Here in North Carolina, it’s impossible to escape the steady bombardment of Christian, usually fundamentalist, expression. The sign at the barbeque joint up the street says “Homemade peach cobbler. Praise Jesus.” When I check out at the Winn-Dixie, the cashier says “Have a blessed day.” When I greet a customer in my store with “How are you?”, the response is often, “I’m blessed,” or “I’m saved, thank Jesus.”
My favorite bakery has a sign on the counter on Fridays: “TGIF: Thank God I’m Forgiven.” The hardware store’s sign says “We love Jesus, Pres. Bush and our Troops.”
Every other car has the fish symbol. People wear T shirts with Christ on the cross. WWJD jewelry is everywhere. A neighbor tells me I “can’t know the real news” unless I listen to Pat Robertson’s program. I overhear a customer say it’s his birthday. I wish him a happy one and he says “Thank you and thank Jesus who died on the cross for my sins.”
A mother shopping with three small children says, smiling,“I’m not sure I’ll survive this!” and the stranger behind her in line rebukes her, “God doesn’t send you more than you can bear!”
At the post office, I’m sending a package to my nephew in the Marines. Chatting with the clerk, I say I’m sending power bars, and the stranger behind me says, “You’d better be sending him the power of prayer!”
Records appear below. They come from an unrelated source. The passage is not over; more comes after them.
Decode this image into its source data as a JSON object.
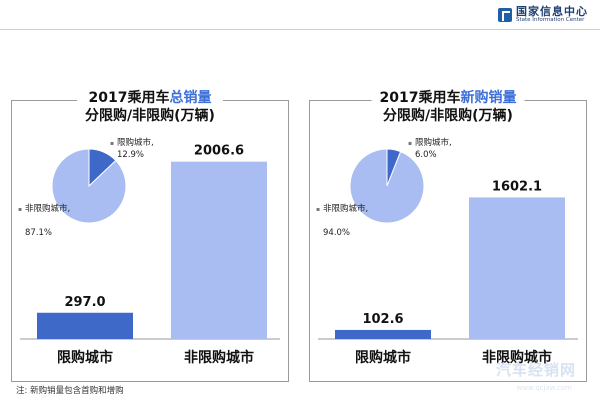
{
  "header": {
    "logo_cn": "国家信息中心",
    "logo_en": "State Information Center"
  },
  "panels": [
    {
      "title_prefix": "2017乘用车",
      "title_highlight": "总销量",
      "subtitle": "分限购/非限购(万辆)"
    },
    {
      "title_prefix": "2017乘用车",
      "title_highlight": "新购销量",
      "subtitle": "分限购/非限购(万辆)"
    }
  ],
  "chart_data": [
    {
      "type": "bar",
      "categories": [
        "限购城市",
        "非限购城市"
      ],
      "values": [
        297.0,
        2006.6
      ],
      "value_labels": [
        "297.0",
        "2006.6"
      ],
      "ylim": [
        0,
        2150
      ],
      "colors": [
        "#3f69c9",
        "#a9bdf3"
      ],
      "inset_pie": {
        "type": "pie",
        "labels": [
          "限购城市,",
          "非限购城市,"
        ],
        "label_percents": [
          "12.9%",
          "87.1%"
        ],
        "values": [
          12.9,
          87.1
        ],
        "colors": [
          "#3f69c9",
          "#a9bdf3"
        ]
      }
    },
    {
      "type": "bar",
      "categories": [
        "限购城市",
        "非限购城市"
      ],
      "values": [
        102.6,
        1602.1
      ],
      "value_labels": [
        "102.6",
        "1602.1"
      ],
      "ylim": [
        0,
        2150
      ],
      "colors": [
        "#3f69c9",
        "#a9bdf3"
      ],
      "inset_pie": {
        "type": "pie",
        "labels": [
          "限购城市,",
          "非限购城市,"
        ],
        "label_percents": [
          "6.0%",
          "94.0%"
        ],
        "values": [
          6.0,
          94.0
        ],
        "colors": [
          "#3f69c9",
          "#a9bdf3"
        ]
      }
    }
  ],
  "footnote": "注: 新购销量包含首购和增购",
  "watermark": "汽车经销网",
  "watermark_url": "www.qcjxw.com"
}
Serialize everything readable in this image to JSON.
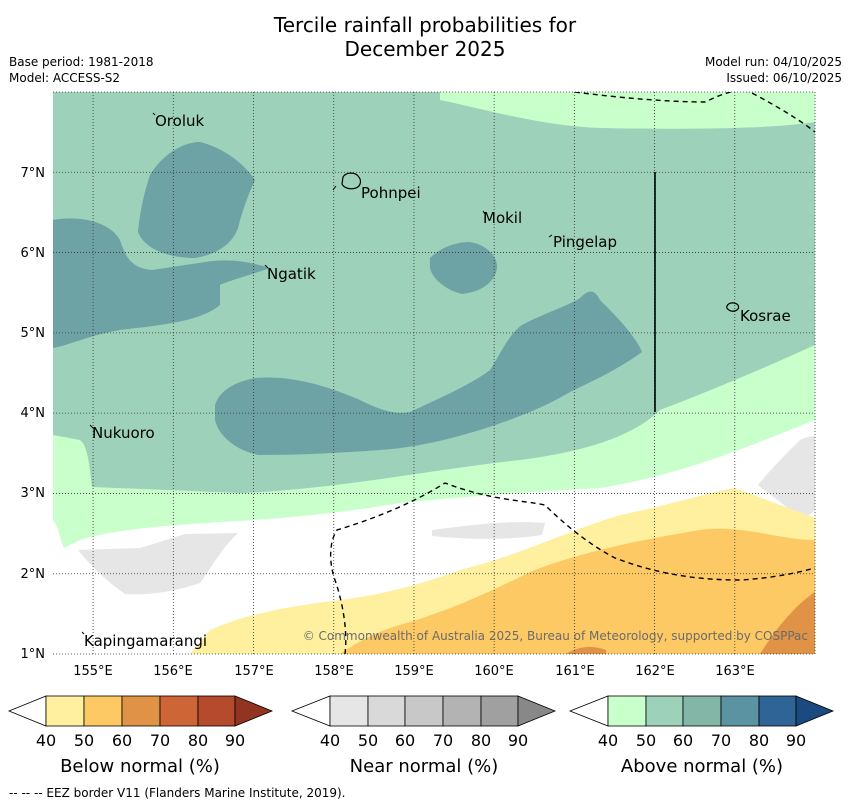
{
  "title": {
    "line1": "Tercile rainfall probabilities for",
    "line2": "December 2025"
  },
  "meta": {
    "base_period": "Base period: 1981-2018",
    "model": "Model: ACCESS-S2",
    "model_run": "Model run: 04/10/2025",
    "issued": "Issued: 06/10/2025"
  },
  "map": {
    "extent": {
      "lon_min": 154.5,
      "lon_max": 164.0,
      "lat_min": 1.0,
      "lat_max": 8.0
    },
    "lon_ticks": [
      "155°E",
      "156°E",
      "157°E",
      "158°E",
      "159°E",
      "160°E",
      "161°E",
      "162°E",
      "163°E"
    ],
    "lat_ticks": [
      "1°N",
      "2°N",
      "3°N",
      "4°N",
      "5°N",
      "6°N",
      "7°N"
    ],
    "places": [
      {
        "name": "Oroluk"
      },
      {
        "name": "Pohnpei"
      },
      {
        "name": "Mokil"
      },
      {
        "name": "Pingelap"
      },
      {
        "name": "Ngatik"
      },
      {
        "name": "Kosrae"
      },
      {
        "name": "Nukuoro"
      },
      {
        "name": "Kapingamarangi"
      }
    ],
    "copyright": "© Commonwealth of Australia 2025, Bureau of Meteorology, supported by COSPPac"
  },
  "colorbars": [
    {
      "title": "Below normal (%)",
      "labels": [
        "40",
        "50",
        "60",
        "70",
        "80",
        "90"
      ],
      "colors": [
        "#fff0a0",
        "#fdc964",
        "#e09246",
        "#cd6536",
        "#b54a2c",
        "#923420"
      ]
    },
    {
      "title": "Near normal (%)",
      "labels": [
        "40",
        "50",
        "60",
        "70",
        "80",
        "90"
      ],
      "colors": [
        "#e6e6e6",
        "#d9d9d9",
        "#c8c8c8",
        "#b3b3b3",
        "#a0a0a0",
        "#888888"
      ]
    },
    {
      "title": "Above normal (%)",
      "labels": [
        "40",
        "50",
        "60",
        "70",
        "80",
        "90"
      ],
      "colors": [
        "#c9ffcb",
        "#9ed1b9",
        "#83b6a7",
        "#5b93a2",
        "#2f6496",
        "#1a4a80"
      ]
    }
  ],
  "footnote": "--  --  -- EEZ border V11 (Flanders Marine Institute, 2019)."
}
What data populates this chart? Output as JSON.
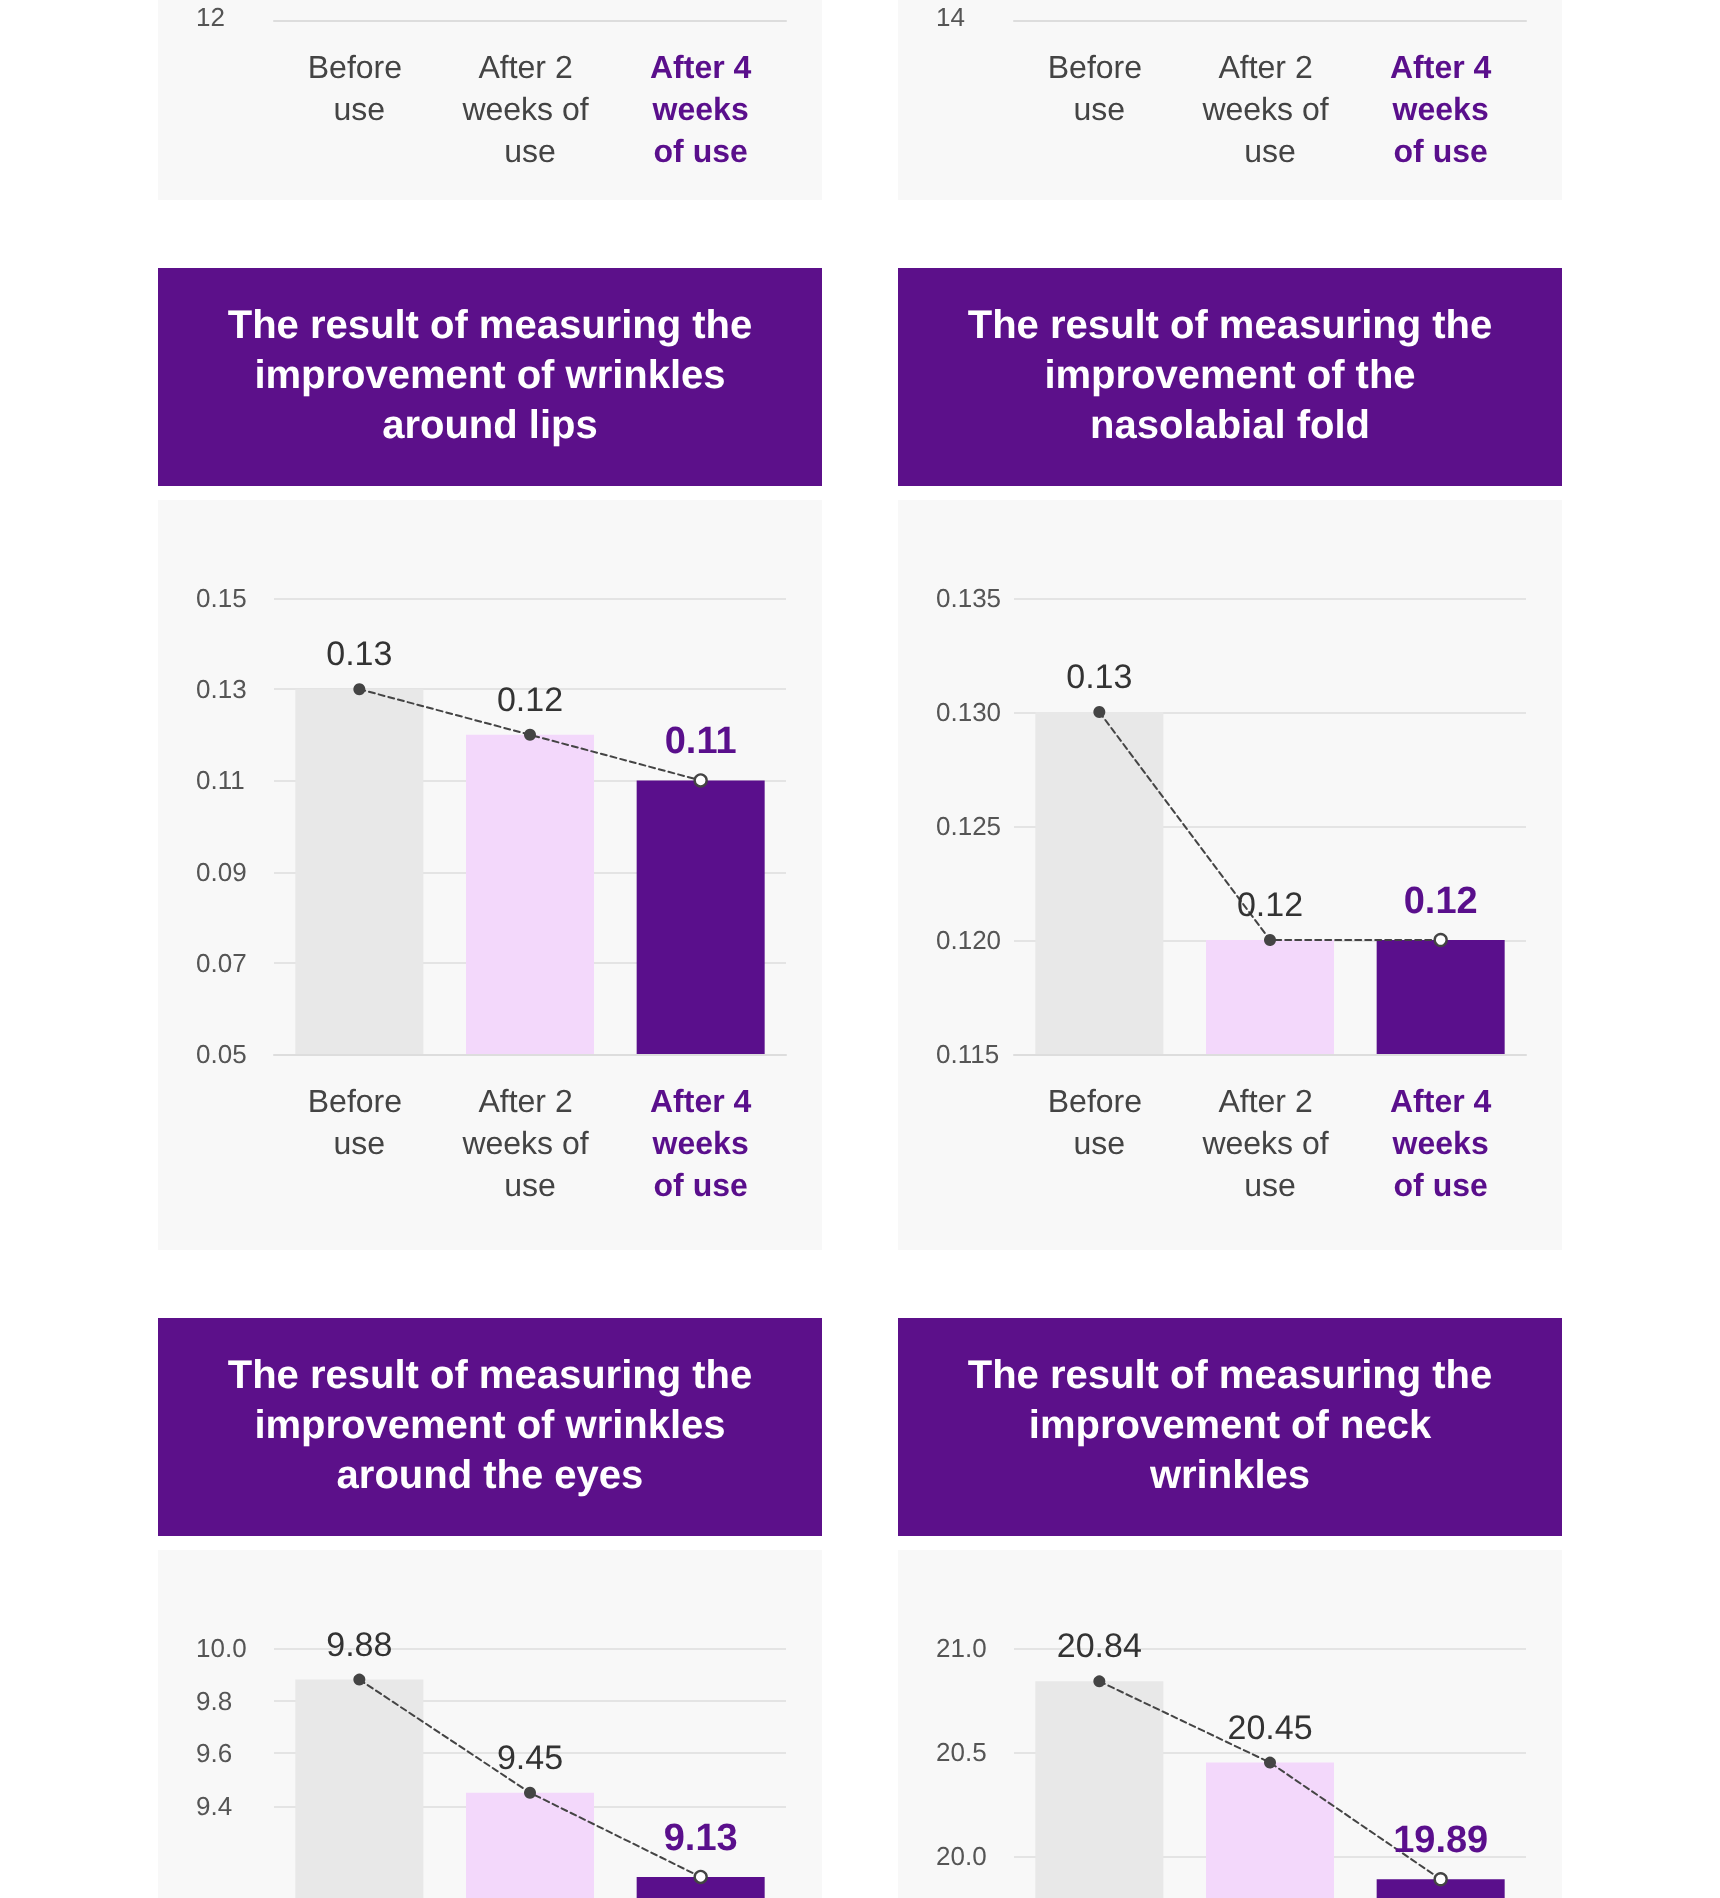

My friend, who had a Gore for President bumper sticker, tells me she was getting her baby into his stroller at the mall and a middled-aged woman passing by spoke to the baby, “You should be glad your liberal mother didn’t abort you!” My friend says, “Don’t you dare speak to my child,” and receives the surprising information that “Democrats can’t be Christians.”
A co-worker steps outside to smoke a cigarette and a stranger says “There aren’t any cigarettes in Hell!” My co-worker calmly replies, “I guess you’d know,” and is subjected to a Jesus tirade.
This just pours out of people the way pleasant, social comments used to. I’ve lived here all my life, and this extreme and constant expression is new. It’s unsettling to those who are believing non-Christians, like my friend, the rabbi’s wife. It’s unsettling to me, a church-going Presbyterian.
Asked about this phenomenon, fundamentalists tell you it’s a sign of the “end times,” that God is separating the wheat from the chaff in preparation for the “rapture.”
I think it’s a sign of bad taste. And I agree with the OP. I’ve travelled in Europe a lot, and it’s a relief not to be bombarded with this stuff the way I am here.